Yoga Sutras of Patanjali - Book IV - 03. The Husbandman
Type of Spiritual Experience
The Sutra is shown as a heading, the comment underneath is by the translator, in this case, Charles Johnston, . I have included the comment simply because it provides an interesting perspective on the sutra.
A description of the experience
3. The apparent, immediate cause is not the true cause of the creative nature-powers; but, like the husbandman in his field, it takes obstacles away.
The husbandman tills his field, breaking up the clods of earth into fine mould, penetrable to air and rain; he sows his seed, carefully covering it, for fear of birds and the wind; he waters the seed-laden earth, turning the little rills from the irrigation tank now this way and that, removing obstacles from the channels, until the even How of water vitalizes the whole field. And so the plants germinate and grow, first the blade, then the ear, then the full corn in the ear.
But it is not the husbandman who makes them grow.
It is, first, the miraculous plasmic power in the grain of seed, which brings forth after its kind; then the alchemy of sunlight which, in presence of the green colouring matter of the leaves, gathers hydrogen from the water and carbon from the gases in the air, and mingles them in the hydro-carbons of plant growth; and, finally, the wholly occult vital powers of the plant itself, stored up through ages, and flowing down from the primal sources of life.

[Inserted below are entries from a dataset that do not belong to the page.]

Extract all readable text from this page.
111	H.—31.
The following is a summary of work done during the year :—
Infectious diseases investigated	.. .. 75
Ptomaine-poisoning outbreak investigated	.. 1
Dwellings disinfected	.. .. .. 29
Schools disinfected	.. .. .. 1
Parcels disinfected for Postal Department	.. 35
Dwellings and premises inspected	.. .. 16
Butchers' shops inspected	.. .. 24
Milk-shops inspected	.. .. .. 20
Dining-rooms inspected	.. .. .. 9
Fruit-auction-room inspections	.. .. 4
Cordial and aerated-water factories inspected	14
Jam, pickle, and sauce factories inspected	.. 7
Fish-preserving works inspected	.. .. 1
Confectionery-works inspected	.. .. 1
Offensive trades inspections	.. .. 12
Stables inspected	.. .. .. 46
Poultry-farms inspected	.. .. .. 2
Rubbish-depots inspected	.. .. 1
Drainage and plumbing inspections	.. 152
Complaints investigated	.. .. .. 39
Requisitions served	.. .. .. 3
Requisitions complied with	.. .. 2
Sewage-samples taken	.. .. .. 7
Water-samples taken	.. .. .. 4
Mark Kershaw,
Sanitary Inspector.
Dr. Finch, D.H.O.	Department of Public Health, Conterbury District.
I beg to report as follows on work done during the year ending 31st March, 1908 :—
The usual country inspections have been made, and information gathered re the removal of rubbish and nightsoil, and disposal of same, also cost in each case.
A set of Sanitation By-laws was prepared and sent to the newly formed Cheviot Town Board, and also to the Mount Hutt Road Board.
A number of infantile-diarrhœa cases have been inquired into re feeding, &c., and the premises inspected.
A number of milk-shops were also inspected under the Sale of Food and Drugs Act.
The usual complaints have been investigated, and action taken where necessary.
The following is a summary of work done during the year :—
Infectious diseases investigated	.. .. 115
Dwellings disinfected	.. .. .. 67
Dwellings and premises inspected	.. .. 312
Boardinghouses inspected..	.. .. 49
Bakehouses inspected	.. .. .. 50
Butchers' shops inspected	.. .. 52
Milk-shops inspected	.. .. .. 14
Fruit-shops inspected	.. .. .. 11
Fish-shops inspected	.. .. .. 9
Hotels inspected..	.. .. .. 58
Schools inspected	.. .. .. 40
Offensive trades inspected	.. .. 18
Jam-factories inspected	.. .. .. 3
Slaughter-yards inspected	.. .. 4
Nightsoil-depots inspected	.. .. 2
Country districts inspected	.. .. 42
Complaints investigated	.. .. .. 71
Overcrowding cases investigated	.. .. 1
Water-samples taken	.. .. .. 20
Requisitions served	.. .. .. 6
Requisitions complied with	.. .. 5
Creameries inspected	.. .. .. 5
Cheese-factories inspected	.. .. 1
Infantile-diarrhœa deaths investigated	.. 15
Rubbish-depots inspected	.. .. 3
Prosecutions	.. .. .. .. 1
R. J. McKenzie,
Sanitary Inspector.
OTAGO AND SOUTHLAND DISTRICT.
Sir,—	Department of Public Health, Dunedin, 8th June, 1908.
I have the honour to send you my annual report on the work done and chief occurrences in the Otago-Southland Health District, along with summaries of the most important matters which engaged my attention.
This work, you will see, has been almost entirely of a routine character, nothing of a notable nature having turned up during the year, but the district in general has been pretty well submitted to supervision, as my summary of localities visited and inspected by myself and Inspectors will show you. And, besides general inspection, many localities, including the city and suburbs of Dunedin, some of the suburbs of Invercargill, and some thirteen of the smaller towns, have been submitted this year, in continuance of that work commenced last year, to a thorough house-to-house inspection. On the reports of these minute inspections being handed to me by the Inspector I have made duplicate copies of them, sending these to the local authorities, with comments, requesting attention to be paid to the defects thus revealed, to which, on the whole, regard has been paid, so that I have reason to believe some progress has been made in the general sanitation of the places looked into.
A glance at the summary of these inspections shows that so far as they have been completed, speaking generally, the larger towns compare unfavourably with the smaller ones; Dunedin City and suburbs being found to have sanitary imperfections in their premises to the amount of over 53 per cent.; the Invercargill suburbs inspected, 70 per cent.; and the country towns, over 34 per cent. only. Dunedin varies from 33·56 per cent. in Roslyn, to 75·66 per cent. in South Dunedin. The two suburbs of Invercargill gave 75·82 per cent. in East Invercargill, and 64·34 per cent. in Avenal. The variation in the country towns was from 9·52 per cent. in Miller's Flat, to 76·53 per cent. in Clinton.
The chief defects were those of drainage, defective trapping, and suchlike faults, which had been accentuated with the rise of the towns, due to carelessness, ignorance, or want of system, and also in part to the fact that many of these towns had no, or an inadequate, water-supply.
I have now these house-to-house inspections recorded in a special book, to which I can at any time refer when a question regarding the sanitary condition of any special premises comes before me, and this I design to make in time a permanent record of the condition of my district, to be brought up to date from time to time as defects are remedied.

The husbandman but removes the obstacles. He plants and waters, but God gives the increase.
So with the finer husbandman of diviner fields.
He tills and sows, but the growth of the spiritual man comes through the surge and flow of divine, creative forces and powers. Here, again, God gives the increase. The divine Self puts forth, for the manifestation of its powers, a new and finer vesture, the body of the spiritual man.